かねこカウンセリングオフィスの金子です。

前回に引き続き、「読書」について書きたいと思います。突然ですが、私の自宅のトイレには簡単な本棚がありまして、そこに自分のお気に入りの本たちを置いてあります。それらの本をペラペラめくるのが習慣でして、何度も読んでいる本でも「そうだった、そうだった」、「なるほど」と感心することがあります。

これまでも何度も書かせて頂きましたが、私の仕事は言葉のやり取りで成り立っていると言えます(もちろん、言葉だけでなく、雰囲気やジェスチャー、息遣いや視線なども大切ですが・・・)。

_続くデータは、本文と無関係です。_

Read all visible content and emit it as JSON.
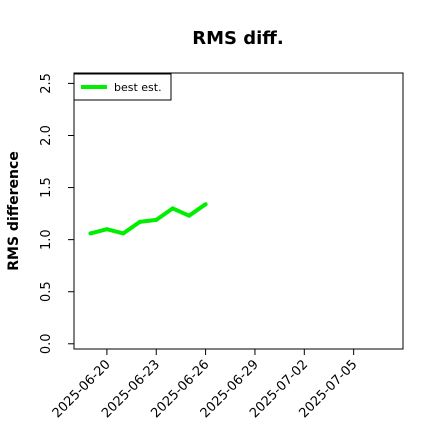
{
  "chart_data": {
    "type": "line",
    "title": "RMS diff.",
    "ylabel": "RMS difference",
    "xlabel": "",
    "x": [
      "2025-06-19",
      "2025-06-20",
      "2025-06-21",
      "2025-06-22",
      "2025-06-23",
      "2025-06-24",
      "2025-06-25",
      "2025-06-26"
    ],
    "series": [
      {
        "name": "best est.",
        "color": "#00ee00",
        "values": [
          1.06,
          1.1,
          1.06,
          1.17,
          1.19,
          1.3,
          1.23,
          1.34
        ]
      }
    ],
    "xlim": [
      "2025-06-18",
      "2025-07-08"
    ],
    "ylim": [
      -0.05,
      2.6
    ],
    "x_ticks": [
      "2025-06-20",
      "2025-06-23",
      "2025-06-26",
      "2025-06-29",
      "2025-07-02",
      "2025-07-05"
    ],
    "y_ticks": [
      "0.0",
      "0.5",
      "1.0",
      "1.5",
      "2.0",
      "2.5"
    ],
    "y_tick_values": [
      0.0,
      0.5,
      1.0,
      1.5,
      2.0,
      2.5
    ],
    "grid": false,
    "legend_position": "top-left"
  }
}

それゆえに、言葉に関しては敏感でありたいと思っていますし、言葉の使い方や伝え方には十分すぎるほど、注意を払います。言葉に対して、以下の二人はこう、述べています。

「言葉を信じないということをさんざんにやってきた結果、言葉を上手に使うということを、しないのでなく、できなくなってしまっているのではないか。少しの語彙しか持たなくなってきて、かわいい、むかつく、すげえ、うざい、といったように、僅かな言葉だけで精一杯自分を表し、伝えるという風になっています。」

(「なつかしい時間」、長田弘、岩波新書)

「言葉の不完全性によって、私がどのように言葉を磨いても、クライエントに完全に届く言葉にはならない。だから実際の日々の臨床では、ひたすらクライエントに寄り添う言葉を見つけることが正しいのである。」

(「心理療法の形と意味―見立てと面接のすすめ方ー」、溝口純二、金剛出版)

SNSやラインといったツールが流行り、多くの人が利用しています。このようなツールについて、賛否両論はありますが、大切なのは「使い方」だと思います。

ふだん、あまり意識しないかも知れない「言葉」ですが、時に美しい「言葉」や気になる「言葉」を調べてみたり、使ってみたりすることで、新たな発見があるかも知れません。